Nur die wenigsten Menschen sind finanziell in der Lage, eine Wohnung ohne finanzielle Mittel von Banken zu erwerben.

Wie die Wohnungsfinanzierung gestaltet ist, hängt von verschiedenen Faktoren ab. Für nahezu jede Situation gibt es heute die passende Wohnungsfinanzierung.

Aktueller Hypothekenzinssatz

5 Jahre10 Jahre15 Jahre
0.4%1.08%1.53%

Stand: 24.05.2018 - Quelle: Deutsche Bundesbank

Welche Arten der Wohnungsfinanzierung werden angeboten?

Wer sich eine Wohnung kaufen oder bauen möchte, der muss sich vorher Gedanken machen, auf welchem Weg er das Projekt finanzieren möchte. Die Kreditinstitute bieten ganz unterschiedliche Varianten der Wohnungsfinanzierung an. Die am häufigsten genutzten sind:

Worauf sollte man bei der Wahl der Wohnungsfinanzierung achten?

Grundsätzlich kann man zwei Arten von Wohnungen unterscheiden, nämlich die privat genutzte und die nicht selbst genutzte Wohnung. Beim Kauf oder Bau einer Wohnung spielt diese Unterscheidung zunächst keine Rolle, sondern es kommt vor allem darauf an, wie die finanzielle Situation des potenziellen Eigentümers aussieht, denn danach werden die Konditionen für die Finanzierung bestimmt.

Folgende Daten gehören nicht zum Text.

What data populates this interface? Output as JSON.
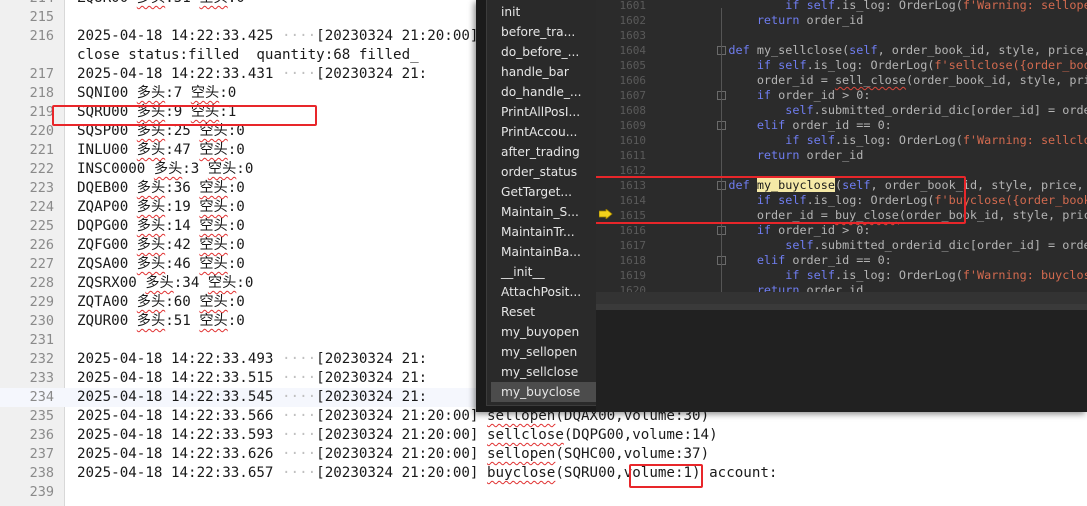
{
  "log_editor": {
    "lines": [
      {
        "num": "214",
        "text": "ZQUR00 多头:51 空头:0"
      },
      {
        "num": "215",
        "text": ""
      },
      {
        "num": "216",
        "text": "2025-04-18 14:22:33.425 ····[20230324 21:20:00]"
      },
      {
        "num": "",
        "text": "close status:filled  quantity:68 filled_"
      },
      {
        "num": "217",
        "text": "2025-04-18 14:22:33.431 ····[20230324 21:"
      },
      {
        "num": "218",
        "text": "SQNI00 多头:7 空头:0"
      },
      {
        "num": "219",
        "text": "SQRU00 多头:9 空头:1"
      },
      {
        "num": "220",
        "text": "SQSP00 多头:25 空头:0"
      },
      {
        "num": "221",
        "text": "INLU00 多头:47 空头:0"
      },
      {
        "num": "222",
        "text": "INSC0000 多头:3 空头:0"
      },
      {
        "num": "223",
        "text": "DQEB00 多头:36 空头:0"
      },
      {
        "num": "224",
        "text": "ZQAP00 多头:19 空头:0"
      },
      {
        "num": "225",
        "text": "DQPG00 多头:14 空头:0"
      },
      {
        "num": "226",
        "text": "ZQFG00 多头:42 空头:0"
      },
      {
        "num": "227",
        "text": "ZQSA00 多头:46 空头:0"
      },
      {
        "num": "228",
        "text": "ZQSRX00 多头:34 空头:0"
      },
      {
        "num": "229",
        "text": "ZQTA00 多头:60 空头:0"
      },
      {
        "num": "230",
        "text": "ZQUR00 多头:51 空头:0"
      },
      {
        "num": "231",
        "text": ""
      },
      {
        "num": "232",
        "text": "2025-04-18 14:22:33.493 ····[20230324 21:"
      },
      {
        "num": "233",
        "text": "2025-04-18 14:22:33.515 ····[20230324 21:"
      },
      {
        "num": "234",
        "text": "2025-04-18 14:22:33.545 ····[20230324 21:"
      },
      {
        "num": "235",
        "text": "2025-04-18 14:22:33.566 ····[20230324 21:20:00] sellopen(DQAX00,volume:30)"
      },
      {
        "num": "236",
        "text": "2025-04-18 14:22:33.593 ····[20230324 21:20:00] sellclose(DQPG00,volume:14)"
      },
      {
        "num": "237",
        "text": "2025-04-18 14:22:33.626 ····[20230324 21:20:00] sellopen(SQHC00,volume:37)"
      },
      {
        "num": "238",
        "text": "2025-04-18 14:22:33.657 ····[20230324 21:20:00] buyclose(SQRU00,volume:1) account:"
      },
      {
        "num": "239",
        "text": ""
      }
    ]
  },
  "outline": {
    "items": [
      "init",
      "before_tra...",
      "do_before_...",
      "handle_bar",
      "do_handle_...",
      "PrintAllPosI...",
      "PrintAccou...",
      "after_trading",
      "order_status",
      "GetTarget...",
      "Maintain_S...",
      "MaintainTr...",
      "MaintainBa...",
      "__init__",
      "AttachPosit...",
      "Reset",
      "my_buyopen",
      "my_sellopen",
      "my_sellclose",
      "my_buyclose"
    ],
    "selected": "my_buyclose"
  },
  "code_view": {
    "lines": [
      {
        "num": "1601",
        "code": "            if self.is_log: OrderLog(f'Warning: sellopen({or"
      },
      {
        "num": "1602",
        "code": "        return order_id"
      },
      {
        "num": "1603",
        "code": ""
      },
      {
        "num": "1604",
        "code": "    def my_sellclose(self, order_book_id, style, price, volu"
      },
      {
        "num": "1605",
        "code": "        if self.is_log: OrderLog(f'sellclose({order_book_id}"
      },
      {
        "num": "1606",
        "code": "        order_id = sell_close(order_book_id, style, price, v"
      },
      {
        "num": "1607",
        "code": "        if order_id > 0:"
      },
      {
        "num": "1608",
        "code": "            self.submitted_orderid_dic[order_id] = order_boo"
      },
      {
        "num": "1609",
        "code": "        elif order_id == 0:"
      },
      {
        "num": "1610",
        "code": "            if self.is_log: OrderLog(f'Warning: sellclose({o"
      },
      {
        "num": "1611",
        "code": "        return order_id"
      },
      {
        "num": "1612",
        "code": ""
      },
      {
        "num": "1613",
        "code": "    def my_buyclose(self, order_book_id, style, price, volum"
      },
      {
        "num": "1614",
        "code": "        if self.is_log: OrderLog(f'buyclose({order_book_id},"
      },
      {
        "num": "1615",
        "code": "        order_id = buy_close(order_book_id, style, price, vo"
      },
      {
        "num": "1616",
        "code": "        if order_id > 0:"
      },
      {
        "num": "1617",
        "code": "            self.submitted_orderid_dic[order_id] = order_boo"
      },
      {
        "num": "1618",
        "code": "        elif order_id == 0:"
      },
      {
        "num": "1619",
        "code": "            if self.is_log: OrderLog(f'Warning: buyclose({or"
      },
      {
        "num": "1620",
        "code": "        return order_id"
      }
    ]
  },
  "colors": {
    "highlight_box": "#e8262a",
    "ide_background": "#2b2b2b",
    "keyword": "#6f7df0",
    "string": "#d26a4f"
  }
}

  • In einem ersten Gespräch mit dem Berater des Darlehensgebers sollte man sich möglichst umfassend aufklären lassen und sich nicht scheuen, Fragen zu stellen oder bei Verständnisschwierigkeiten nachzuhaken. Der Berater ist verpflichtet, dem Kunden alle Vertragsdetails so gut wie möglich zu erklären.

Die beiden wichtigsten Faktoren bei der Finanzierung einer Wohnung sind das Eigenkapital und das Fremdkapital. Unter Eigenkapital versteht die Wohnungsfinanzierung alle finanziellen Mittel, die der Darlehensnehmer selbst aufbringen kann. Je höher dieser Betrag ist, desto weniger Fremdkapital benötigt er für die Wohnungsfinanzierung und umso niedriger ist letztlich der Zinssatz für die Darlehenssumme.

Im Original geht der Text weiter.